Thursday, February 23, 2006

Batman Family Feud!

It's bad enough that Hal is Batman's bee-yotch. But the Boy Wonder can kick Hal's butt while snottily explaining it to him, in case Hal's too stupid to get it. "I'd really rather not dirty my gloves, Lantern," Robin snorts, "so I'll just kick your head in, instead!" Holy insult to injury!

Oh, the Batfamily/Lantern team feud is older and deeper than it looks, folks. Yep, the original Green Lantern had Gotham as his turf, then abandoned it, letting the city spiral into social decay so bad that little rich boys had to watch their parents get shot in filthy alleys. If you were a little boy who'd lost his parents to crime, mightn't you blame the hero who'd given up on keeping your city safe?

Deep stuff there, for a writer willing to explore it....

Pic courtesy of Devon of Seven Hells

10 comments:

Anonymous said...

Man, you know what's funny? Dick Grayson was like..a MILLION times more effective as Robin than he is as Nightwing...

Shon Richards said...

I'm curious where that scene is from. Is it Teen Titans? The ease that Robin beats him makes me wonder why every GL villain just doesn't carry a yellow cape with them.

Scipio said...

"Dick Grayson was like..a MILLION times more effective as Robin than he is as Nightwing..."

That is very true, and you're the first person I've heard who had the guts to say it.

Anonymous said...

Actually, he only becomes ineffective when Chuck Dixon and Devin Grayson write him. Nightwing kicked butt in Wolfman/Perez Titans. Nightwing could have taken out GL without the cape!

Anonymous said...

Once again, the Sensational Character Find of 1940, T.C.O.B.! Dick Grayson is the undisputed crown prince of the DCU. Like every good father/son relationship, Batman has learned as much from Robin as Robin has learned from Batman. He taught Batman everything Batman knows about teamwork and people skills (frankly, I think he taught Superman everything he knows about it as well). I have been inspired to composition:

A bright yellow cape.
An insufferable ass
eats Green Pixie Boot!

Kevin Melrose said...

"I'm curious where that scene is from. Is it Teen Titans?"

It's from New Teen Titans #4 (Feb. 1981), in which the Dr. Light-led Fearsome Five send the mind-altered Titans to fight the JLA.

Harvey Jerkwater said...

"Green Lantern: Ain't That a Kick in the Head! A Memoir of Superheroing, Little Blue Men from Outer Space, and Repeated Head Trauma" by Hal Jordan is a bestseller in the DCU.

Hell, I'd read it.

"Chapter Nine: Brained by a Rock."

"Chapter Twelve: Kicked in the Face by a Teenage Boy in Elf Boots."
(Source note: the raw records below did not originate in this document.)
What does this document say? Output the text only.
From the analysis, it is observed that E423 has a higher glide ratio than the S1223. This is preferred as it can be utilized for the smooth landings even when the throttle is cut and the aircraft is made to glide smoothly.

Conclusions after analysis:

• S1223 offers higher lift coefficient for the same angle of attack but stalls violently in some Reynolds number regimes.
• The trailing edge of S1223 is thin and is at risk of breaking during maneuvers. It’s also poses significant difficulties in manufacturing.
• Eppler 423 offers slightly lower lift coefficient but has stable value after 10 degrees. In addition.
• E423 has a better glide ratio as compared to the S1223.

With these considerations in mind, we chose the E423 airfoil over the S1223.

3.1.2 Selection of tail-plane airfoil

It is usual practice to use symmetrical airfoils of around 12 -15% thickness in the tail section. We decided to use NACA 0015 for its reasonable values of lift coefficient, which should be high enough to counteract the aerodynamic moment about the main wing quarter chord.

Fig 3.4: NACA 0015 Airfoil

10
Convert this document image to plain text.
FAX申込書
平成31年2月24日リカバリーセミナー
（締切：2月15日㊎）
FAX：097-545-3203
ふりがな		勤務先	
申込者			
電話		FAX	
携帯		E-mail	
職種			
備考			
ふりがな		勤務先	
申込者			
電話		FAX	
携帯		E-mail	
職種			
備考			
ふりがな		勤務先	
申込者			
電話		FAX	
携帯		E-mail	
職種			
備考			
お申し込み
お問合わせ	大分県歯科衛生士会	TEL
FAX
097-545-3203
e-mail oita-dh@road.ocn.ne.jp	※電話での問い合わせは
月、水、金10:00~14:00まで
"Chapter Forty-Six: Ridden Hard by a Lusty Batman."

Scipio said...

Martin,

On average, Marvel powers are more abstract and DC's are more concrete; see my November 3, 2005, post on Hypostatization.

http://absorbascon.blogspot.com/2005/11/oppose-hypostatization.html

Anonymous said...

It's a wonderful idea, Scip. However, someone took a stab at it albeit before the JSA were so solidly part of Earth 1.

There was a vigilante who came before Batman. Rather mean fellow who retired. He makes a comeback and clashes with Batman.

I think it was Year Two? Not so good, unfortunately. Honestly, I think Alan was so far before Bruce's time it wouldn't have occurred to him much to blame Alan for not being there. (Alan might do so, though)

Kris

Anonymous said...

>>There was a vigilante who came before Batman. Rather mean fellow who retired. He makes a comeback and clashes with Batman.<<

The Reaper, yeah. They actually showed Alan Scott fighting him in a flashback once (I think it was in the Black Canary issue of "Secret Origins"). Alan totally pwns him, until the Reaper happens to toss some wooden nunchucks at him -- they get through Alan's shield, natch, and knock him out cold. Reaper beats a hasty retreat, and supposedly that was the reason he left Gotham for so many years -- he was afraid he'd have the whole JSA on his ass.